Investors love real estate because it acts as a hedge against inflation. This occurs for several reasons:
One, on an historical basis, housing prices rise just as fast or faster than the rate of inflation. Two, although investors can’t always raise rents to account for inflation (due to fixed-rent leases of one year or more), the value of the property itself will increase. Three, when real estate investors have a fixed-rate loan, expenses will stay the same, and they pay back that loan with money that’s worth less than what they borrowed! In effect, it’s a form of debt reduction. It just doesn’t get any better than that!
Inflation should be moderate in order to benefit investors. Hyperinflation or its opposite – deflation – are definitely bad news for everyone.

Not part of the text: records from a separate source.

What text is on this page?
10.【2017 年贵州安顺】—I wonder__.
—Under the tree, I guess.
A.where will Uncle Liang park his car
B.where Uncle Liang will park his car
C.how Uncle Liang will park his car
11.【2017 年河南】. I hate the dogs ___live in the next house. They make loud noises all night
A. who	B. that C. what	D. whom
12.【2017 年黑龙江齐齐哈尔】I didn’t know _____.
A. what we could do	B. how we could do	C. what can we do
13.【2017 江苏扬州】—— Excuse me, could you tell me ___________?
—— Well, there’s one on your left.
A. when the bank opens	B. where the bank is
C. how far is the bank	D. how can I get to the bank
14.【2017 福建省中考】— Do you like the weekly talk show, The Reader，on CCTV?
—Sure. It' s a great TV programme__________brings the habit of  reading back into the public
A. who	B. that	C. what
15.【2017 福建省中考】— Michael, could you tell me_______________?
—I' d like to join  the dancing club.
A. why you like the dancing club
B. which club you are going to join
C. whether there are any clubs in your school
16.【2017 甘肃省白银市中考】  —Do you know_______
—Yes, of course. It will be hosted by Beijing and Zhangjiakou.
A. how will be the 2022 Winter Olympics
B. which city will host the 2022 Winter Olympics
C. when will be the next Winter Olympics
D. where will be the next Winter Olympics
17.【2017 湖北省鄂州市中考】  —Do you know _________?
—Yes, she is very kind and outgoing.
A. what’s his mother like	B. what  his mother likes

When hyperinflation occurs, investors find that investment properties cost more money to maintain than the rents they collect from those properties. When deflation occurs, real estate prices drop or even tumble into the basement. In either case, the investor’s best strategy may be to stay out of the real estate market until inflation rates return to reasonable levels.

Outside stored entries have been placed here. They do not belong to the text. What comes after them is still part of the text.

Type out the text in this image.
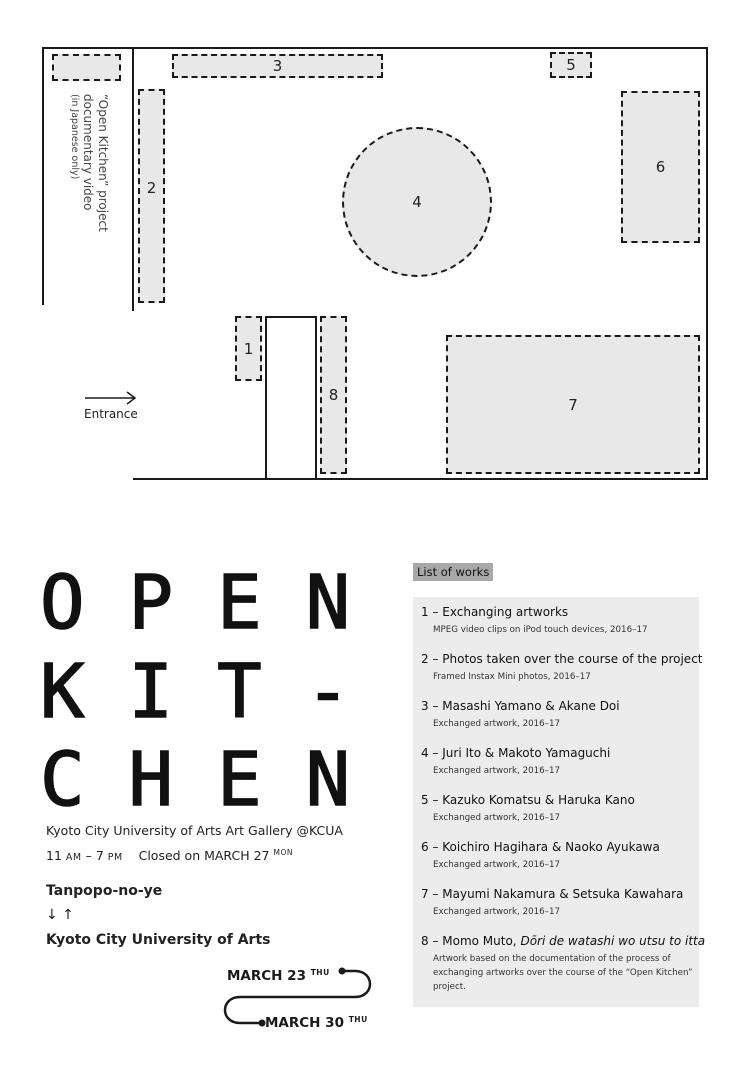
3	5
2
4
6
1
8
7
“Open Kitchen” project
documentary video
(in Japanese only)
Entrance
OPEN
KIT-
CHEN
Kyoto City University of Arts Art Gallery @KCUA
11 AM – 7 PM Closed on MARCH 27 $^{MON}$
Tanpopo-no-ye
↓ ↑
Kyoto City University of Arts
MARCH 23 $^{THU}$
MARCH 30 $^{THU}$
List of works
1 – Exchanging artworks
MPEG video clips on iPod touch devices, 2016–17
2 – Photos taken over the course of the project
Framed Instax Mini photos, 2016–17
3 – Masashi Yamano & Akane Doi
Exchanged artwork, 2016–17
4 – Juri Ito & Makoto Yamaguchi
Exchanged artwork, 2016–17
5 – Kazuko Komatsu & Haruka Kano
Exchanged artwork, 2016–17
6 – Koichiro Hagihara & Naoko Ayukawa
Exchanged artwork, 2016–17
7 – Mayumi Nakamura & Setsuka Kawahara
Exchanged artwork, 2016–17
8 – Momo Muto, Dōri de watashi wo utsu to itta
Artwork based on the documentation of the process of exchanging artworks over the course of the “Open Kitchen” project.
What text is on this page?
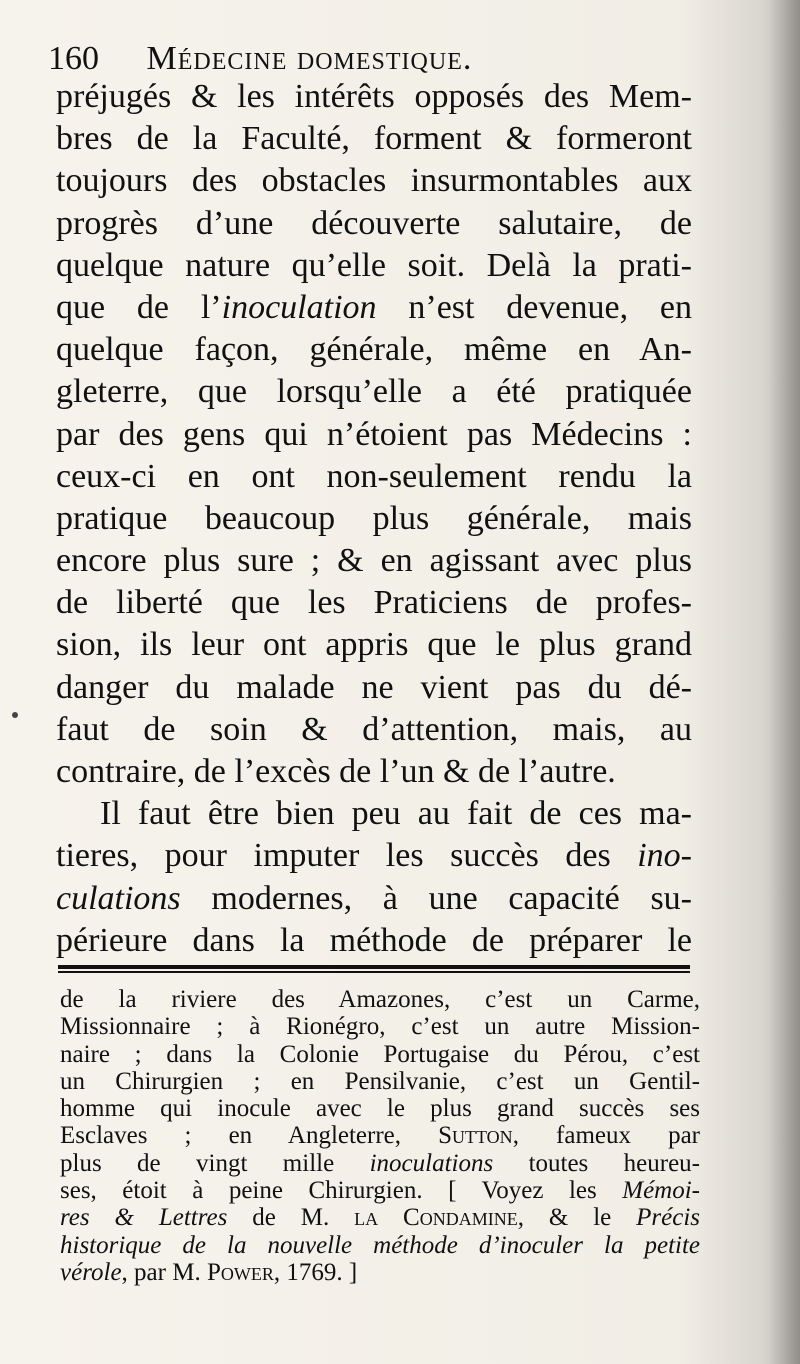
160 Médecine domestique.
préjugés & les intérêts opposés des Mem-
bres de la Faculté, forment & formeront
toujours des obstacles insurmontables aux
progrès d’une découverte salutaire, de
quelque nature qu’elle soit. Delà la prati-
que de l’inoculation n’est devenue, en
quelque façon, générale, même en An-
gleterre, que lorsqu’elle a été pratiquée
par des gens qui n’étoient pas Médecins :
ceux-ci en ont non-seulement rendu la
pratique beaucoup plus générale, mais
encore plus sure ; & en agissant avec plus
de liberté que les Praticiens de profes-
sion, ils leur ont appris que le plus grand
danger du malade ne vient pas du dé-
faut de soin & d’attention, mais, au
contraire, de l’excès de l’un & de l’autre.
Il faut être bien peu au fait de ces ma-
tieres, pour imputer les succès des ino-
culations modernes, à une capacité su-
périeure dans la méthode de préparer le
de la riviere des Amazones, c’est un Carme,
Missionnaire ; à Rionégro, c’est un autre Mission-
naire ; dans la Colonie Portugaise du Pérou, c’est
un Chirurgien ; en Pensilvanie, c’est un Gentil-
homme qui inocule avec le plus grand succès ses
Esclaves ; en Angleterre, Sutton, fameux par
plus de vingt mille inoculations toutes heureu-
ses, étoit à peine Chirurgien. [ Voyez les Mémoi-
res & Lettres de M. la Condamine, & le Précis
historique de la nouvelle méthode d’inoculer la petite
vérole, par M. Power, 1769. ]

The bad news about inflation rates is that they’re notoriously difficult to predict because so many different factors go into creating inflation. The good news is that those rates won’t affect your determination of what market cycle you’re in or the investment strategy you use. Overall, the best way to keep tabs on the inflation rate is to check its history through newspapers, financial magazines, and online sites like www.inflationdata.com.
The bottom line is this: Low-to-moderate inflation rates are a great benefit for the real estate investor.